Book trivia: Pullman took “His Dark Materials” from John Milton’s Paradise Lost in Book II. Also, The Golden Compass is the first book in a three volume set. The other two books are also on my list.

Nancy said: Nancy describes the overarching theme of Pullman’s His Dark Materials. She then goes on to say Pullman’s “finest invention was the daemon” (Book Lust p 209).

BookLust Twist: from Book Lust in the chapter called “Romans-Fleuves” (p 208).

Scales of Gold

Dunnett, Dorothy. Scales of Gold. New York: Alfred A. Knopf, 1992.

Reason read: to continue the series started in August in honor of Dunnett’s birth month.

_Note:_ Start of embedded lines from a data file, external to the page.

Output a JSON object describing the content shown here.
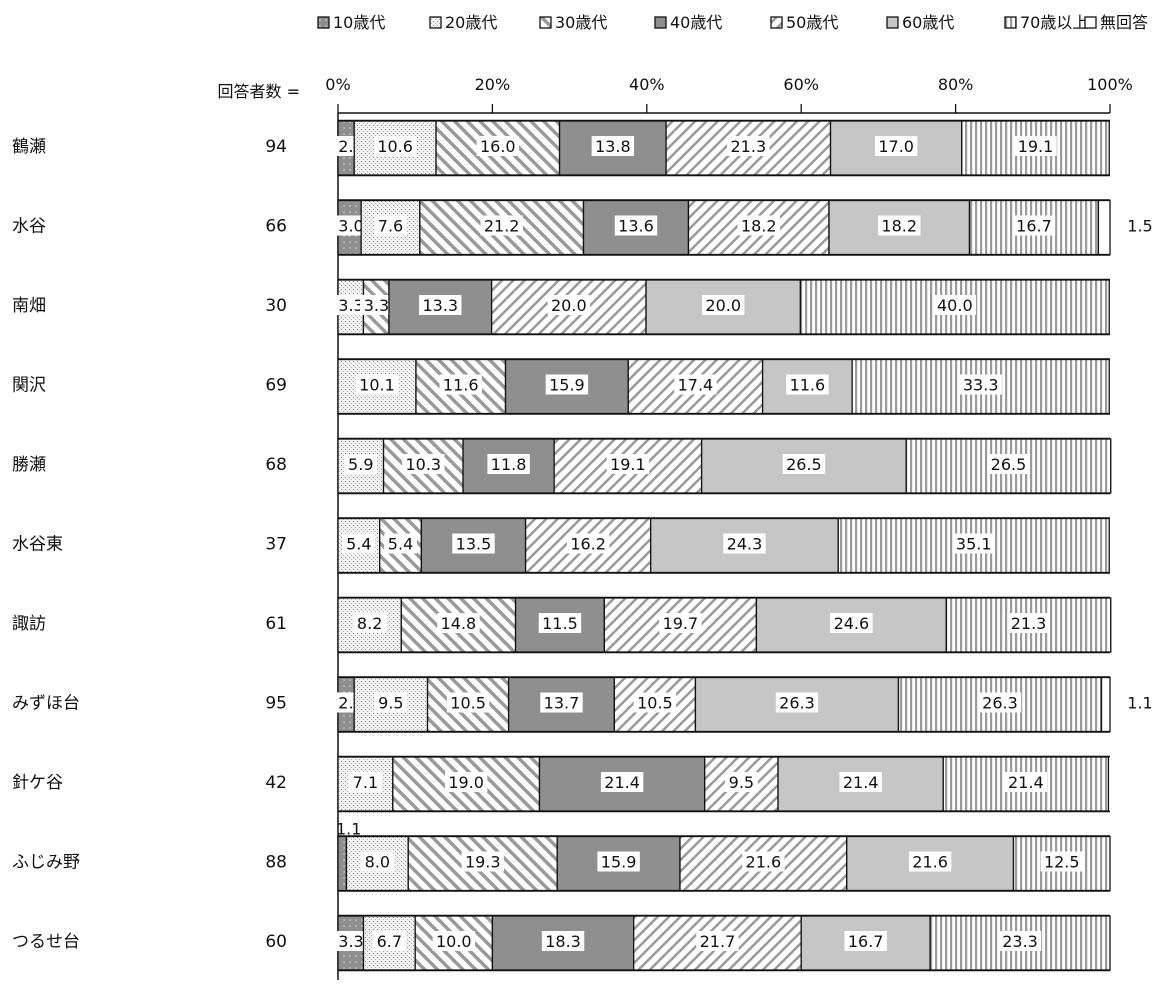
{
  "chart_data": {
    "type": "bar",
    "orientation": "horizontal",
    "stacked": true,
    "percent": true,
    "legend_position": "top",
    "xlim": [
      0,
      100
    ],
    "x_ticks": [
      "0%",
      "20%",
      "40%",
      "60%",
      "80%",
      "100%"
    ],
    "respondents_header": "回答者数 =",
    "categories": [
      "鶴瀬",
      "水谷",
      "南畑",
      "関沢",
      "勝瀬",
      "水谷東",
      "諏訪",
      "みずほ台",
      "針ケ谷",
      "ふじみ野",
      "つるせ台"
    ],
    "respondents": [
      "94",
      "66",
      "30",
      "69",
      "68",
      "37",
      "61",
      "95",
      "42",
      "88",
      "60"
    ],
    "series": [
      {
        "name": "10歳代",
        "values": [
          2.1,
          3.0,
          0.0,
          0.0,
          0.0,
          0.0,
          0.0,
          2.1,
          0.0,
          1.1,
          3.3
        ],
        "labels": [
          "2.1",
          "3.0",
          "",
          "",
          "",
          "",
          "",
          "2.1",
          "",
          "1.1",
          "3.3"
        ]
      },
      {
        "name": "20歳代",
        "values": [
          10.6,
          7.6,
          3.3,
          10.1,
          5.9,
          5.4,
          8.2,
          9.5,
          7.1,
          8.0,
          6.7
        ],
        "labels": [
          "10.6",
          "7.6",
          "3.3",
          "10.1",
          "5.9",
          "5.4",
          "8.2",
          "9.5",
          "7.1",
          "8.0",
          "6.7"
        ]
      },
      {
        "name": "30歳代",
        "values": [
          16.0,
          21.2,
          3.3,
          11.6,
          10.3,
          5.4,
          14.8,
          10.5,
          19.0,
          19.3,
          10.0
        ],
        "labels": [
          "16.0",
          "21.2",
          "3.3",
          "11.6",
          "10.3",
          "5.4",
          "14.8",
          "10.5",
          "19.0",
          "19.3",
          "10.0"
        ]
      },
      {
        "name": "40歳代",
        "values": [
          13.8,
          13.6,
          13.3,
          15.9,
          11.8,
          13.5,
          11.5,
          13.7,
          21.4,
          15.9,
          18.3
        ],
        "labels": [
          "13.8",
          "13.6",
          "13.3",
          "15.9",
          "11.8",
          "13.5",
          "11.5",
          "13.7",
          "21.4",
          "15.9",
          "18.3"
        ]
      },
      {
        "name": "50歳代",
        "values": [
          21.3,
          18.2,
          20.0,
          17.4,
          19.1,
          16.2,
          19.7,
          10.5,
          9.5,
          21.6,
          21.7
        ],
        "labels": [
          "21.3",
          "18.2",
          "20.0",
          "17.4",
          "19.1",
          "16.2",
          "19.7",
          "10.5",
          "9.5",
          "21.6",
          "21.7"
        ]
      },
      {
        "name": "60歳代",
        "values": [
          17.0,
          18.2,
          20.0,
          11.6,
          26.5,
          24.3,
          24.6,
          26.3,
          21.4,
          21.6,
          16.7
        ],
        "labels": [
          "17.0",
          "18.2",
          "20.0",
          "11.6",
          "26.5",
          "24.3",
          "24.6",
          "26.3",
          "21.4",
          "21.6",
          "16.7"
        ]
      },
      {
        "name": "70歳以上",
        "values": [
          19.1,
          16.7,
          40.0,
          33.3,
          26.5,
          35.1,
          21.3,
          26.3,
          21.4,
          12.5,
          23.3
        ],
        "labels": [
          "19.1",
          "16.7",
          "40.0",
          "33.3",
          "26.5",
          "35.1",
          "21.3",
          "26.3",
          "21.4",
          "12.5",
          "23.3"
        ]
      },
      {
        "name": "無回答",
        "values": [
          0.0,
          1.5,
          0.0,
          0.0,
          0.0,
          0.0,
          0.0,
          1.1,
          0.0,
          0.0,
          0.0
        ],
        "labels": [
          "",
          "1.5",
          "",
          "",
          "",
          "",
          "",
          "1.1",
          "",
          "",
          ""
        ]
      }
    ],
    "colors": {
      "s10": "#8f8f8f",
      "s20": "#f2f2f2",
      "s30": "#ffffff",
      "s40": "#8f8f8f",
      "s50": "#ffffff",
      "s60": "#c6c6c6",
      "s70": "#ffffff",
      "none": "#ffffff",
      "stroke": "#111111"
    }
  }
}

It is now the fifteenth century. We are in the Age of Discovery. Nicholas vander Poele is in need of restoring order and fortune to his banking business. He and former slave, Loppe travel to Africa in search of gold. Also traveling along with him is Gelis van Borselen. If you remember the name from Race of the Scorpions,  she is on board, secretly seeking revenge. (As an aside, there is always a beautiful woman who has a love-hate relationship with Nicholas and seeking some kind of revenge.) Gelis van Borselen’s sister, Katelina, was killed in The Race of the Scorpions. It was mentioned earlier that whenever Nicholas is ill and feverish he spills secrets. This time, struggling with a swamp-induced illness Nicholas tells Gelis he is the father of her sister’s child. This changes the course of their relationship. Of course it does.

Underlying all the adventure and violence is Dunnett’s sly humor. She gives this comedy to Scales of Gold in the form of witty repartee. When Nicholas asks Gregorio if anyone has tried to kill him lately, Gregorio replies, “I suffer from overwork and neglect but apart from that, no” (p 8).

BookLust Twist: from More Book Lust in the chapter called “Digging Up the Past Through Fiction” (p 79).